Raul Seixas, em sua obra poético-musical fez da loucura um paradoxo encarnando uma personagem que, ao mesmo tempo era sábio e profeta, que emitia questionamentos constantes, visões e profecias desdobradas em letras carregadas de nonsense. Entre o cantor popular de sucesso e o profeta do caos anuncia não as benesses prometidas pela sociedade de consumo, mas sim a confusão e o caos do abismo infinito, como em “As profecias”: “O anjo surgindo do mar/ Os selos de fogo, o eclipse/ Os símbolos do Apocalipse/ A fuga geral dos ciganos/ Os séculos de Nostradamus/ E está em qualquer profecia /Que o mundo se acaba um dia.”

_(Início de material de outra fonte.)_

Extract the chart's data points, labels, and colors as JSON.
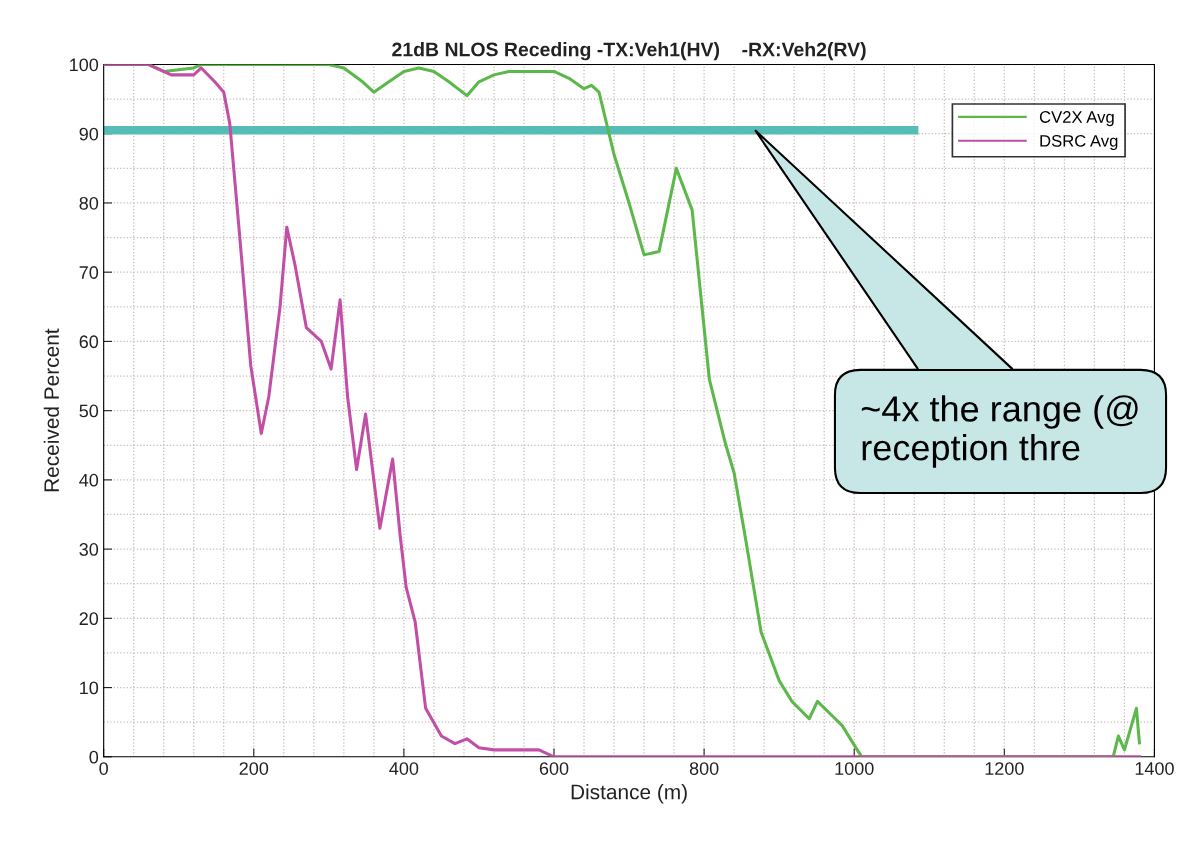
{
  "chart_data": {
    "type": "line",
    "title": "21dB NLOS Receding -TX:Veh1(HV)    -RX:Veh2(RV)",
    "xlabel": "Distance (m)",
    "ylabel": "Received Percent",
    "xlim": [
      0,
      1400
    ],
    "ylim": [
      0,
      100
    ],
    "xticks": [
      0,
      200,
      400,
      600,
      800,
      1000,
      1200,
      1400
    ],
    "yticks": [
      0,
      10,
      20,
      30,
      40,
      50,
      60,
      70,
      80,
      90,
      100
    ],
    "grid": true,
    "legend": "top right",
    "line_style": "solid",
    "marker": "none",
    "series": [
      {
        "name": "CV2X Avg",
        "color": "#5cb84a",
        "x": [
          0,
          60,
          80,
          120,
          130,
          300,
          320,
          345,
          360,
          380,
          400,
          420,
          440,
          460,
          484,
          500,
          520,
          540,
          600,
          620,
          640,
          650,
          660,
          680,
          700,
          720,
          740,
          763,
          784,
          807,
          829,
          840,
          856,
          876,
          900,
          917,
          940,
          951,
          970,
          984,
          1004,
          1010,
          1345,
          1352,
          1360,
          1368,
          1376,
          1380
        ],
        "values": [
          100,
          100,
          99,
          99.5,
          100,
          100,
          99.5,
          97.5,
          96,
          97.5,
          99,
          99.5,
          99,
          97.5,
          95.5,
          97.5,
          98.5,
          99,
          99,
          98,
          96.5,
          97,
          96,
          87,
          80,
          72.5,
          73,
          85,
          79,
          54.5,
          45,
          41,
          31,
          18,
          11,
          8,
          5.5,
          8,
          6,
          4.5,
          1,
          0,
          0,
          3,
          1,
          4,
          7,
          2
        ]
      },
      {
        "name": "DSRC Avg",
        "color": "#c24fa6",
        "x": [
          0,
          60,
          90,
          120,
          130,
          148,
          160,
          168,
          181,
          196,
          210,
          220,
          235,
          244,
          255,
          270,
          290,
          303,
          315,
          325,
          337,
          349,
          368,
          385,
          395,
          403,
          415,
          429,
          450,
          468,
          484,
          500,
          520,
          580,
          600,
          1380
        ],
        "values": [
          100,
          100,
          98.5,
          98.5,
          99.5,
          97.5,
          96,
          91.5,
          75.5,
          56.5,
          46.7,
          52,
          65,
          76.5,
          71,
          62,
          60,
          56,
          66,
          52,
          41.5,
          49.5,
          33,
          43,
          32,
          24.5,
          19.5,
          7,
          3,
          1.9,
          2.6,
          1.3,
          1,
          1,
          0,
          0
        ]
      },
      {
        "color": "#55bdb5",
        "x": [
          0,
          1080
        ],
        "values": [
          90.5,
          90.5
        ]
      }
    ],
    "annotations": [
      "~4x the range (@\nreception thre"
    ]
  }
}
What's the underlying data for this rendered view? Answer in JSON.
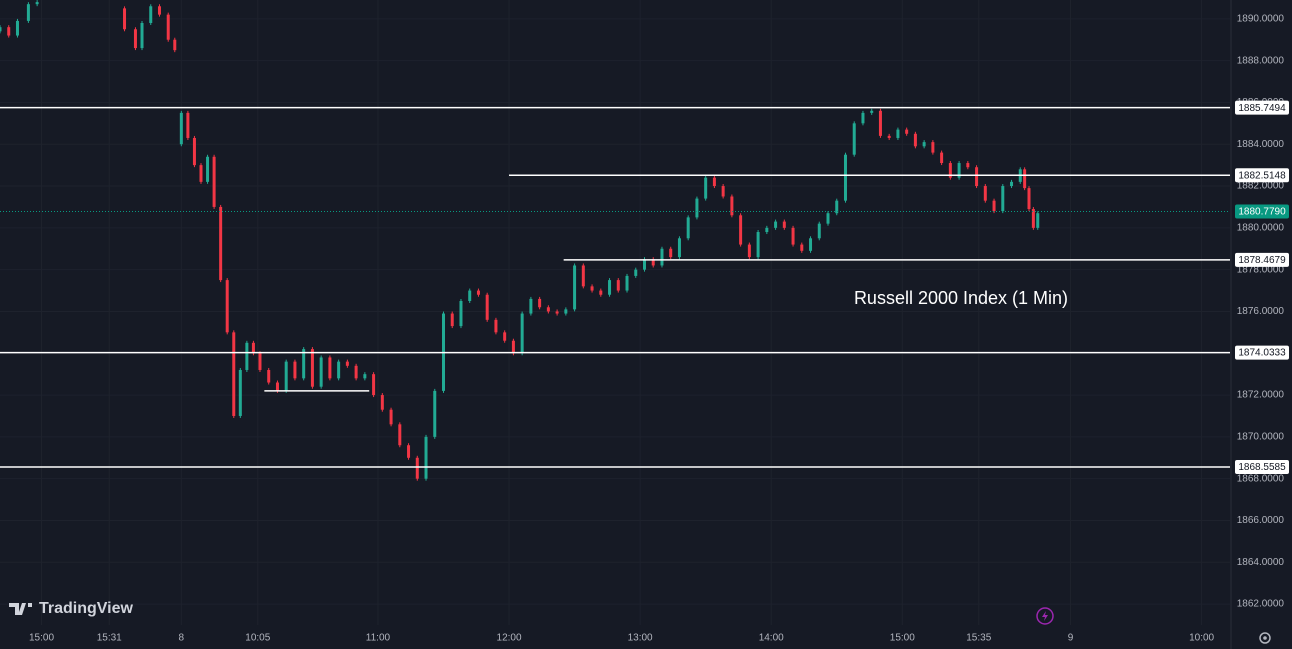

Anunciar um fim que está próximo significa negar o happy end das telas de tv e dos cinemas e da própria maioria das músicas populares, mesmo daquelas que enfatizam as desilusões amorosas, mas deixam sempre a possibilidade para um novo amor onde a felicidade enfim estaria presente. A arte flerta com o sonho e assim o poeta e o louco se confundem. O desafio é manter-se no limite possível de se saber, pelo menos de forma aparente, onde começa a obra e onde termina a loucura ou vice-versa. Mas haverá realmente um parâmetro definido e definitivo para determinadas avaliações?
Mas, e quem é o outro? Quem é o louco? A realidade não se revela enquanto totalidade, mas sim, enquanto ficção e cada ficção, perante o olho humano, é um universo. O louco só é louco se sua verdade é colocada em contraste com outras. Entre o cantor popular que canta sua terra, seus costumes ou expressa seu eu lírico, Raul Seixas vagou pelo terreno do ficcional e fez da loucura mais do que uma patologia, uma possibilidade de criação.